O dia em que tio Aroldo saiu da clínica foi um dos mais felizes da minha vida. Ele já não estava mais triste comigo e fez de tudo para demonstrar a sua gratidão pelo que eu e a minha prima fizemos por ele. Comprou os móveis que eu tanto queria para o meu quarto e tentava nos agradar ao máximo. Tio Aroldo sempre tinha um comentário na ponta da língua. Certa vez, enquanto eu estudava para um dos testes ele disse: – Arittinha, nenhuma prova é mais importante do que as que você ja superou. Nenhuma nota vai ser capaz de traduzir todo o conhecimento que você tem e nenhuma escola vai te ensinar o que você realmente precisa saber. Vence na vida quem tem coragem e curiosidade.

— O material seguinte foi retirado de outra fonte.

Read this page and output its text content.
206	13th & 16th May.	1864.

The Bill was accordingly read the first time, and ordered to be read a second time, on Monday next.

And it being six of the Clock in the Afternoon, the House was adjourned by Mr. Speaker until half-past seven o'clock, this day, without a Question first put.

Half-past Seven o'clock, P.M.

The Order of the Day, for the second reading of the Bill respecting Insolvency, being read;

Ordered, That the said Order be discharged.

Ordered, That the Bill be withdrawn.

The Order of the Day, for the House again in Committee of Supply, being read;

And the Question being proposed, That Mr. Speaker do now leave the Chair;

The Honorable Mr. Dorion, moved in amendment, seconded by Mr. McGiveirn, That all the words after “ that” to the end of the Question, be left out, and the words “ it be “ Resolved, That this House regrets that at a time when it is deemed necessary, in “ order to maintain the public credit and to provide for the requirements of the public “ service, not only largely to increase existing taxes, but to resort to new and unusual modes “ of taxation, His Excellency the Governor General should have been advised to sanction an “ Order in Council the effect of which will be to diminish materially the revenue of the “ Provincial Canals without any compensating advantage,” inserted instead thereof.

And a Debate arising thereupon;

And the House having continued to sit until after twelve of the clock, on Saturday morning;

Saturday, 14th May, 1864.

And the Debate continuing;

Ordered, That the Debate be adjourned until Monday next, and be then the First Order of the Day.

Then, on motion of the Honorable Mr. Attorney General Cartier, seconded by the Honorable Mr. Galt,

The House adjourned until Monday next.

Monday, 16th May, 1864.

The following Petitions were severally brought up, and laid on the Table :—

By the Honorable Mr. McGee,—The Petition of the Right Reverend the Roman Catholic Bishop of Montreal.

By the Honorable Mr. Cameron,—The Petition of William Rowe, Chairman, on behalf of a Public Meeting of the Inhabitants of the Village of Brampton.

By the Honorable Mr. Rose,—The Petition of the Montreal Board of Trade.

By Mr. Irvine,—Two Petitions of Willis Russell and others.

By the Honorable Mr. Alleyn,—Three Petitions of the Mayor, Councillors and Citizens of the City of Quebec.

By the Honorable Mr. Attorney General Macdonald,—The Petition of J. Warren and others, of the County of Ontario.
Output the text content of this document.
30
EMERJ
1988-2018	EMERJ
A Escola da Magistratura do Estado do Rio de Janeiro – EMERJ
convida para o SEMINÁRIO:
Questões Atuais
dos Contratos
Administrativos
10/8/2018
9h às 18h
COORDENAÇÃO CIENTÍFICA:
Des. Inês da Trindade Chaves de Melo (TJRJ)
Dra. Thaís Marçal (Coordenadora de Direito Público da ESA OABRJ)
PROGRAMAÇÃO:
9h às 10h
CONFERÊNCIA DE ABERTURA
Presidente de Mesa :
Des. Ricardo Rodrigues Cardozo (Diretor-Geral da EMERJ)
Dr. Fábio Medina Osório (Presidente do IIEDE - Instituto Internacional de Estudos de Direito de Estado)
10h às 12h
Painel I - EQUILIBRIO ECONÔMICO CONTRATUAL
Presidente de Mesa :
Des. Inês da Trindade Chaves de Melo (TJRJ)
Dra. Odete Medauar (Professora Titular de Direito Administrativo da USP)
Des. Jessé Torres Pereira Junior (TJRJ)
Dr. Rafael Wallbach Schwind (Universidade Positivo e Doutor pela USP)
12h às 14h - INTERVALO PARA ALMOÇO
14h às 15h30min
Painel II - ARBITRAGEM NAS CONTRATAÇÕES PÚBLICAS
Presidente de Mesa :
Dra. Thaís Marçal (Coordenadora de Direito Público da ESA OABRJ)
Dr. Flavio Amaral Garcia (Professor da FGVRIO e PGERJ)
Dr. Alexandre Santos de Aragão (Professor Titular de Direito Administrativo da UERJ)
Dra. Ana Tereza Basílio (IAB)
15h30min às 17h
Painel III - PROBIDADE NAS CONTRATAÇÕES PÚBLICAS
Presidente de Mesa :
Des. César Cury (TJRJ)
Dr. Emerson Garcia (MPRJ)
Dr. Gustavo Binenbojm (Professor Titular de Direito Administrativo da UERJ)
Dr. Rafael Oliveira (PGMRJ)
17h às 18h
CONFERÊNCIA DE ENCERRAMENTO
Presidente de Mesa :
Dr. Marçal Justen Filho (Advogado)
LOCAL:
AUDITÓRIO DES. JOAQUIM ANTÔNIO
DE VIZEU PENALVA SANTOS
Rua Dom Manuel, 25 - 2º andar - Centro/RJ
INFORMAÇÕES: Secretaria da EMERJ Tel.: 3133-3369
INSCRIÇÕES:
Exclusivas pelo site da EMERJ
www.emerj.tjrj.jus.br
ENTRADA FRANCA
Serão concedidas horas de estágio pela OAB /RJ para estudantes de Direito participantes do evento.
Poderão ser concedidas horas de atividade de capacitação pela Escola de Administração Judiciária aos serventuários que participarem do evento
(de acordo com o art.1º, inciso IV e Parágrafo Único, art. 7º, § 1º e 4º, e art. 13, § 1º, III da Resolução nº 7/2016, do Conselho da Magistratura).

Tio Aroldo sofreu um infarto fulminante três anos mais tarde, seis meses após o meu pai falecer. Foi um ano muito difícil para a nossa família. Os meus avós perderam dois filhos em apenas seis meses. Os meus tios perderam dois irmãos. Os meus primos perderam dois tios. Eu perdi o meu pai e também perdi o único cara que jamais se esquivava às minhas perguntas. E, apesar de tentar compreender a morte de forma racional, sinto que ele foi cedo demais e me deixou sem algumas respostas. Também acho muito injusto que muitos jamais tenham tido a chance de conversar por ao menos cinco minutinhos com o meu tio. Ele era sensacional.

É triste saber que tanta gente pouco sabe sobre o transtorno bipolar. Muitos olham o bipolar com desprezo, se envergonham (eu também me envergonhava) quando as crises são intensas ou quando ocorrem em público. Muitos se afastam, não conseguem lidar com os transtornos de humor ou com a agressividade de quem tem a doença. Eu não os julgo, pois não é fácil. Porém,nada é mais difícil do que perder aqueles que a gente ama, sejam eles loucos ou não.

Sabe aquele cara que mora ali do outro lado da rua e de vez em quando age meio estranho? Aquele que todo mundo diz ser louco? Ele podia ser o meu ou até o seu tio. Mas, tio Aroldo não era louco. Ele era o cara que tinha respostas para todas as minhas perguntas.